Оба улыбаются, жмут друг другу руки и раскланиваются. Пайзл, прежде чем закрыть дверь, еще раз обращается к председателю суда:
— Оклеветанным я пришел сюда, оклеветанным и ухожу, такова судьба доктора Пайзла.
И он смеется сухим, бесцветным смехом, в карцере застучал Розенкранц, председатель испуганно оглядывается, а Пайзл быстро захлопывает дверь: он приметил, как в окно через решетку на него смотрит Юришич.

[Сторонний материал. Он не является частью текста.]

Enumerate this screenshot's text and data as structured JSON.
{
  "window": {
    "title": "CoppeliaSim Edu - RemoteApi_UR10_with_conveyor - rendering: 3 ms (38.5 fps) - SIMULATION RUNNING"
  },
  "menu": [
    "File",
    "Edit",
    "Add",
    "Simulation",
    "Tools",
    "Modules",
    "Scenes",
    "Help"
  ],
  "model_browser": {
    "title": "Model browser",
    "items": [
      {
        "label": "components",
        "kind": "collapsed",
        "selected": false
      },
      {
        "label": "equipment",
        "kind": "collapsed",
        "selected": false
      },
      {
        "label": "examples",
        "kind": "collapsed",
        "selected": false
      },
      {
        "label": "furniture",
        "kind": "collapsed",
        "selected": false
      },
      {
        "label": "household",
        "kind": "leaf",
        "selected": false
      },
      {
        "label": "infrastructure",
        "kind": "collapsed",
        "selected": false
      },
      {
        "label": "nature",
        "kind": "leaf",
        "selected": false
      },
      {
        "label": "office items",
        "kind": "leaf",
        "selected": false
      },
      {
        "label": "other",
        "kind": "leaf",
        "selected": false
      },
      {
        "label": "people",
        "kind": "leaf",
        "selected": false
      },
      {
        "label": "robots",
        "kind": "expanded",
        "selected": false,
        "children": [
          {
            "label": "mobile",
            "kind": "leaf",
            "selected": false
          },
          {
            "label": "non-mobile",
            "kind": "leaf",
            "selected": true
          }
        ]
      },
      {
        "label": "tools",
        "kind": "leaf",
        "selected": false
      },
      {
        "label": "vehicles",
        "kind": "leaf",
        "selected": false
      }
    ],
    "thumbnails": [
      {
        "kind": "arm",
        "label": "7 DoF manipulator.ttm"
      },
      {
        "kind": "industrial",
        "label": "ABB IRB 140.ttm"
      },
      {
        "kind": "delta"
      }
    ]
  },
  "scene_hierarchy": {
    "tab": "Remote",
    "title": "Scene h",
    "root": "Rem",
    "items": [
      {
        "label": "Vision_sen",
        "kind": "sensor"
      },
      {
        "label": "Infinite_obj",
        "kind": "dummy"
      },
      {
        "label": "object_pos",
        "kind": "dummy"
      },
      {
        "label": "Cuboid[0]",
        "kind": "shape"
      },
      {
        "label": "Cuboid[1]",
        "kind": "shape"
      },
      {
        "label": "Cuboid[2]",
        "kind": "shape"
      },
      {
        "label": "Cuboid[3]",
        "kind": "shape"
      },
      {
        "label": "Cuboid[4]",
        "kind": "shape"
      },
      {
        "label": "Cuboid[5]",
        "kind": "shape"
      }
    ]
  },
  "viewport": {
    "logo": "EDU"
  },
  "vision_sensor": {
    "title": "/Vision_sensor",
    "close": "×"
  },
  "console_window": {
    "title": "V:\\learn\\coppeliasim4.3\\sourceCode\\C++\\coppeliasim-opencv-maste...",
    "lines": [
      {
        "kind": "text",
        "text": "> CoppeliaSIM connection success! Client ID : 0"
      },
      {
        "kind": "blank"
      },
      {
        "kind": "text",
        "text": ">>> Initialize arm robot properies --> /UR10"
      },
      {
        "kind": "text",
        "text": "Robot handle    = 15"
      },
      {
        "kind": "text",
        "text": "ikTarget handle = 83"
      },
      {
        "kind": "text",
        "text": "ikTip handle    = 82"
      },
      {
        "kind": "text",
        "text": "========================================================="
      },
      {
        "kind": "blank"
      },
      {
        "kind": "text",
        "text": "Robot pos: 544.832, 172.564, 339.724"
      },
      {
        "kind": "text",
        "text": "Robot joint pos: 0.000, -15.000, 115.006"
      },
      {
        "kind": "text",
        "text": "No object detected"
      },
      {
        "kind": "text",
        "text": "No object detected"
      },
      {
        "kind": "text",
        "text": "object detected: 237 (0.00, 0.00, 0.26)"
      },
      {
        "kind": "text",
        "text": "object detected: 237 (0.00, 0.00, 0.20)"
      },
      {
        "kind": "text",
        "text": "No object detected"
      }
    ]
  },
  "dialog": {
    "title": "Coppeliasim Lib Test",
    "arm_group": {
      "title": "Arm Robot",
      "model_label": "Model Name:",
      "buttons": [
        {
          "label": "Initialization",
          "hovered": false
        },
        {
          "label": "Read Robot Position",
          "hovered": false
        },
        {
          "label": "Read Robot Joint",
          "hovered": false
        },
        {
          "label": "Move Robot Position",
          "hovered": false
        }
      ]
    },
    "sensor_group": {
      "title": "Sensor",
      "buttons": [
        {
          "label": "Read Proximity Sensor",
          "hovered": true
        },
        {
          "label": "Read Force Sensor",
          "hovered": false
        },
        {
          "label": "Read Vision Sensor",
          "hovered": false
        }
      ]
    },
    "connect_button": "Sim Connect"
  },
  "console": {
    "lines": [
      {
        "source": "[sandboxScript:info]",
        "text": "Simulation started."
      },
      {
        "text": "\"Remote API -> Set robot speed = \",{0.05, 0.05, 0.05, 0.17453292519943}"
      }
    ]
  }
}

— Ложь! — раздался сверху крик. Юришич ужаснулся своему воплю. Не потому что снизу на него цыкнул встревоженный председатель суда и отдал какое-то распоряжение охранникам, а потому что самому стало стыдно. Неужели надо было ждать, пока Пайзл во всеуслышание не изречет эту ложь? Не правильнее ли было упредить его и заявить, что он лжет?
Но какая польза от этого? Пайзл все равно бы вышел на свободу, как он это только что сделал! Юришич почувствовал тупую боль и подался немного назад.
Полицейские ушли, а судебные чиновники вошли в тюрьму.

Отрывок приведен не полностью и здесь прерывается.